Finding out your dishwasher has stopped working isn’t a fun way to start your day, especially if you have to deal with the cost of calling out an engineer and taking time off work to meet them just to pinpoint the problem.
Fortunately it’s very feasible to determine and even sort out many dishwasher issues yourself without needing to call for dishwasher repair, especially if you own a multimeter.
You could find you can fix the problem quite easily by yourself, particularly if you are good at DIY, and if you can’t at worst you will have a better idea of the fault when you eventually do call a repair man.
In advance of searching for a new machine there are a few simple issues you should be able to identify fairly easily.
Safety Warning: Always make sure your machine is unplugged before attempting repairs.
In advance of going through the following list of possible faults make sure that your machine hasn’t been switched off, plus that none of the switches on the circuit breaker have tripped.
This is also a good time to see if the child lock hasn’t been activated and try resetting your dishwasher.
You will probably need the user guide for this due to the fact that models are all different however the child lock is usually quite easy to engage inadvertently. Similarly, the dishwasher could have power yet will not start, in this case the solution may be as easy as resetting the program.
Once you have ruled out these issues it’s time for the real investigations to start.
To examine these parts you will need a multimeter, or VOM (volt-ohm-milliammeter) to test the resistance as well as check the electrical components are working as they should.
The initial thing to check is the door latches and door latch switches. Your dishwasher is not designed to start if these are broken for obvious reasons. There’s no way you would want start the machine without meaning to with the door ajar.
A defective switch will prevent your dishwasher from turning on and completing a cycle. You can test the switch with a multimeter. The switch is generally located under the front door panel or control panel.
Ensure the dishwasher is disconnected prior to accessing the door panel and testing for continuity to ensure you do not get an electric shock.
If you discover the latches or switches are faulty you will need a replacement door latch assembly.
If your latch mechanism is operating as it should the next thing to test is the timer or electronic control.
This is the component that sends power to all the other parts the machine requires to operate such as the motor, and the valves.
If your dishwasher is controlled electronically rather than mechanically then it could need to be checked while connected, this can be dangerous and should only be done by someone who is professionally trained.
This is the part of your machine that selects the cycle , it’s style and location will vary depending on the make as well as the model of your dishwasher. A broken selector switch or one that has got stuck might cause the machine not to start.

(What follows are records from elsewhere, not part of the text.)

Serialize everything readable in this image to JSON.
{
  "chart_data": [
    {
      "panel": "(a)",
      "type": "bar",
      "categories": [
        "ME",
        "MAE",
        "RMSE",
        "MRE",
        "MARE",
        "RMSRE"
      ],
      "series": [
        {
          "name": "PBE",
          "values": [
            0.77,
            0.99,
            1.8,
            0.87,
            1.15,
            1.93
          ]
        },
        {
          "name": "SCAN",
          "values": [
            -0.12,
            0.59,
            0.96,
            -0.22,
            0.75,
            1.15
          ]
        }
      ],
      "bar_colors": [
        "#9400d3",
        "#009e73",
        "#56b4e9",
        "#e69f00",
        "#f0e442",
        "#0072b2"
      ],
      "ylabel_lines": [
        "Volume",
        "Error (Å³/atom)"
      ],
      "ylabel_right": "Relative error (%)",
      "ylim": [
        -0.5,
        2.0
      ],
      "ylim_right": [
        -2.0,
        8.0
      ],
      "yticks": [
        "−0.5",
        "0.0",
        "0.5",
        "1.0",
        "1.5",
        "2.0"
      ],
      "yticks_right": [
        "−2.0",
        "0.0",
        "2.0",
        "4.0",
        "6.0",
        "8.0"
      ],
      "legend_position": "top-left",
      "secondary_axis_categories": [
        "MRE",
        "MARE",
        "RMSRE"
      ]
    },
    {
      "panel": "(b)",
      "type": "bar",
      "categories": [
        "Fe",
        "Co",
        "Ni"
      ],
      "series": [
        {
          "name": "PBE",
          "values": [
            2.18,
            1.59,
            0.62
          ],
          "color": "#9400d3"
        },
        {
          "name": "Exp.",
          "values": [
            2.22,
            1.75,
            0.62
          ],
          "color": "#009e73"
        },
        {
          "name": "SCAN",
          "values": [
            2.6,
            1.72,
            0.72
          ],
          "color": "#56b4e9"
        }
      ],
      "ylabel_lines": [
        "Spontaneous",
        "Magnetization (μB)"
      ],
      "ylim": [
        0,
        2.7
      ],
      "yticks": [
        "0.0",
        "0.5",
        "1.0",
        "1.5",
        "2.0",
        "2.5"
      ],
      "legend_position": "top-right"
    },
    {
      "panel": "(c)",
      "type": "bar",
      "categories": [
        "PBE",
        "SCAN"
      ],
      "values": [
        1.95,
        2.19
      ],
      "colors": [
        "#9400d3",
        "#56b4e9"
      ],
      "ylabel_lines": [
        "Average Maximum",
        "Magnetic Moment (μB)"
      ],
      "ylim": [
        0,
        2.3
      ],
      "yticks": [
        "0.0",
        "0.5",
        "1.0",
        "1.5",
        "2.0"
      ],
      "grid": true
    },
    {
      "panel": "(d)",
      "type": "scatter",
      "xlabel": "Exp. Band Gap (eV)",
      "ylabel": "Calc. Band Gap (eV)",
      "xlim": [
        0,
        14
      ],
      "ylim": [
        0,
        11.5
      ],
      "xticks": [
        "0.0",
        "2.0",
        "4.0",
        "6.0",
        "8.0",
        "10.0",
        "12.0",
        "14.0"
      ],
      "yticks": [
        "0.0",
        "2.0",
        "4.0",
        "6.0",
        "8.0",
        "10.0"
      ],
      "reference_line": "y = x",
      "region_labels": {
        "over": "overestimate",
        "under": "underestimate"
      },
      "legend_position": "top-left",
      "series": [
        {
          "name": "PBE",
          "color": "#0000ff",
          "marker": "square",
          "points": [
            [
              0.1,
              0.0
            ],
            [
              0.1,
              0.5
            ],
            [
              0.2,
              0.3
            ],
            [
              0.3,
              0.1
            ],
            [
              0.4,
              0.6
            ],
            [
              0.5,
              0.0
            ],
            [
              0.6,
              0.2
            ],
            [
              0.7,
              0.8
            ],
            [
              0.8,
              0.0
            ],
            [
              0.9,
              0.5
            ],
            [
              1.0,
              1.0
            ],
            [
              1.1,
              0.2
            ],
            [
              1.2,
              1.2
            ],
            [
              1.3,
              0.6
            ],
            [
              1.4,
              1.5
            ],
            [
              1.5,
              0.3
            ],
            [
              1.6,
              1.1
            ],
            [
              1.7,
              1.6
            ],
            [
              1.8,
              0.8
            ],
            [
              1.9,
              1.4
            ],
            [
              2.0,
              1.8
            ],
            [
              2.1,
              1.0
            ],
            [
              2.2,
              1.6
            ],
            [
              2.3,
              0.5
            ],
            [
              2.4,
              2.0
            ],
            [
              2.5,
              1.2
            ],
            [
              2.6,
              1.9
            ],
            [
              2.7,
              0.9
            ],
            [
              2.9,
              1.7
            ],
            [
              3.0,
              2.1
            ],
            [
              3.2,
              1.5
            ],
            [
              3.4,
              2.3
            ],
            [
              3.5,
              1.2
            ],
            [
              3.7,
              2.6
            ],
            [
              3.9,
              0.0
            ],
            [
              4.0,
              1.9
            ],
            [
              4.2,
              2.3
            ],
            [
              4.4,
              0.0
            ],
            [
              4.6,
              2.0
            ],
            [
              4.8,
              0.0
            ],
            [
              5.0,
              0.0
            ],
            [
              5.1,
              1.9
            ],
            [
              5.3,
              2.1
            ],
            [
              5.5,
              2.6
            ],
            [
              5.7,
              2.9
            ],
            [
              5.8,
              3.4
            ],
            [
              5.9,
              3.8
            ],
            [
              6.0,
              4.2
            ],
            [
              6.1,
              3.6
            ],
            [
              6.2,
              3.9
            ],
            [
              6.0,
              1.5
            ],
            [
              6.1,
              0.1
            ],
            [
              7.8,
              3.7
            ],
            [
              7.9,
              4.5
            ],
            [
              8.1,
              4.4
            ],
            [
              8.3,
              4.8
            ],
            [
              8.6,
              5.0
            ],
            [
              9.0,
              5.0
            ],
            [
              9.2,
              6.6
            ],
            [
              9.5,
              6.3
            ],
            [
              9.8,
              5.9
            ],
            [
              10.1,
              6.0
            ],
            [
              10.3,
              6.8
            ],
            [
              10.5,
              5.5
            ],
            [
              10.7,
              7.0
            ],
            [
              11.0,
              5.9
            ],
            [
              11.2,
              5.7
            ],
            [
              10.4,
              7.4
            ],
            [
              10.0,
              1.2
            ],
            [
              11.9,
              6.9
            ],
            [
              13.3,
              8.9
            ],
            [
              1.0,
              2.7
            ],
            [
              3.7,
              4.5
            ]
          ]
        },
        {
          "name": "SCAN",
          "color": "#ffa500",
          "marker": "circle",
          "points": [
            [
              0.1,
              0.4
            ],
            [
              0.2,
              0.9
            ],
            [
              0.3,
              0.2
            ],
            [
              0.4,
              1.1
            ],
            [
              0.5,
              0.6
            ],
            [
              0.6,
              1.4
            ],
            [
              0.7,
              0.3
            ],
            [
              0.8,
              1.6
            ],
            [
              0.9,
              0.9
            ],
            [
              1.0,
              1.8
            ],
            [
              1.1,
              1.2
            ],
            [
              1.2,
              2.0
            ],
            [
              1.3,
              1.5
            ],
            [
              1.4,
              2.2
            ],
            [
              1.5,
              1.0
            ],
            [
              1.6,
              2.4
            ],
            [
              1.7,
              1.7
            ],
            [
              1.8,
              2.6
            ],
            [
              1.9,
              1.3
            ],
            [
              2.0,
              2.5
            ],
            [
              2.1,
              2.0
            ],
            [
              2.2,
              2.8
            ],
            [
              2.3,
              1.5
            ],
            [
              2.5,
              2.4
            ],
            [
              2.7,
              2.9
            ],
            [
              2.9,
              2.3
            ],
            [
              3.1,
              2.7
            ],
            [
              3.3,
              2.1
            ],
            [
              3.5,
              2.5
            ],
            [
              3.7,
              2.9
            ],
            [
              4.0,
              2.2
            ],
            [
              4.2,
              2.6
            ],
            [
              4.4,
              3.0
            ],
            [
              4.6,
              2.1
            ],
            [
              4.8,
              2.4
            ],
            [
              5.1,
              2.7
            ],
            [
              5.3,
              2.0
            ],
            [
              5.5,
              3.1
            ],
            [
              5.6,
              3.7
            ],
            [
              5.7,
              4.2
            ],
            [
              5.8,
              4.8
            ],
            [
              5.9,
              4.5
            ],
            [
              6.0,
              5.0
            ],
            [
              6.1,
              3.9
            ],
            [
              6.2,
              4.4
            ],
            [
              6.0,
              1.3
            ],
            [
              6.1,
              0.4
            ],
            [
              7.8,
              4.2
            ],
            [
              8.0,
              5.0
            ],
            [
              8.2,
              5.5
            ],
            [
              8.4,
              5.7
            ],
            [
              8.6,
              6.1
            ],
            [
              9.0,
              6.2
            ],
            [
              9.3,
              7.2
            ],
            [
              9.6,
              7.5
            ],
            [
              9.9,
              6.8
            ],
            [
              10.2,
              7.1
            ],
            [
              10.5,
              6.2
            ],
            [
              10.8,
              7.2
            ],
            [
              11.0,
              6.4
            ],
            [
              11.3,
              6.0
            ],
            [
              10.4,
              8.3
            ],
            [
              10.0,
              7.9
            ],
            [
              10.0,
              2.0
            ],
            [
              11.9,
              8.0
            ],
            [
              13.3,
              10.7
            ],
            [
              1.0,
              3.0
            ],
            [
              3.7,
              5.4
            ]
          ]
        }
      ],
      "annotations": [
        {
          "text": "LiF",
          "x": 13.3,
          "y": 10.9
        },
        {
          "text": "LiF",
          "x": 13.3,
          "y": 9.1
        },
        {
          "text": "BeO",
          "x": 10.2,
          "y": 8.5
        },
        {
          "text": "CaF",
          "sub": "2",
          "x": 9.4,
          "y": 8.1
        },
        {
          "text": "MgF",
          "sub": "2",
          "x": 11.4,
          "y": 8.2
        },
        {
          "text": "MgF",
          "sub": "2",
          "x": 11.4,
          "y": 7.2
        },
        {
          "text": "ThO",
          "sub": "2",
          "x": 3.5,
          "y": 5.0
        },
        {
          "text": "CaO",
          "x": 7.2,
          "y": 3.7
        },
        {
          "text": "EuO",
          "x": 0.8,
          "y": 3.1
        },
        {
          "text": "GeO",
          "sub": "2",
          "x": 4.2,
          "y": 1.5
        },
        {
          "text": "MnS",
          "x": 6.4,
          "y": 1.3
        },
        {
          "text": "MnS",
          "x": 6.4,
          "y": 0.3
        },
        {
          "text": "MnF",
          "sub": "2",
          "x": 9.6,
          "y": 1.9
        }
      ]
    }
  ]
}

You can usually see if the buttons are going down all the way, or you could need to disconnect the dishwasher and gain access to the control panel to test the connections for continuity using a multimeter.
The motor relay is another part that could cause your dishwasher not to start, thus this might be the fault if you have checked the control panel and thus have discovered that there is power going to the motor.
To test this you need to locate the motor as well as locate the relay that will usually be mounted next to it. This can then be taken out plus checked with the help of a multimeter, if broken you may have to replace it.
If you have investigated the above issues but still haven’t found the problem the next part to investigate is the thermal fuse. This may or may not be present and is designed to protect the control board.
If the fuse is blown it will need to be replaced in order for the control board to get power.
The final part of the machine you should be able to check that might prevent your machine from working is the drive motor. This is the part of the machine that moves the water around to wash your dishes.
Once you have checked the other components yet still haven’t discovered the issue this may be the issue particularly if your machine has previously been making a loud humming noise.
You can usually locate the motor by removing the lower access panel. Check it by using a multimeter then replace if faulty.
If you don’t have a multimeter or are not confident in taking panels off your machine and checking the parts then you will be better off calling a repair person sooner rather than later.
If you are happy to undertake the above troubleshooting then you might well be able to resolve the fault without needing a professional. But if you are con confident it might be easier to contact an engineer.
And examine your insurance plus your home cover as appliance repairs might be covered meaning the costs may not be as high as you think.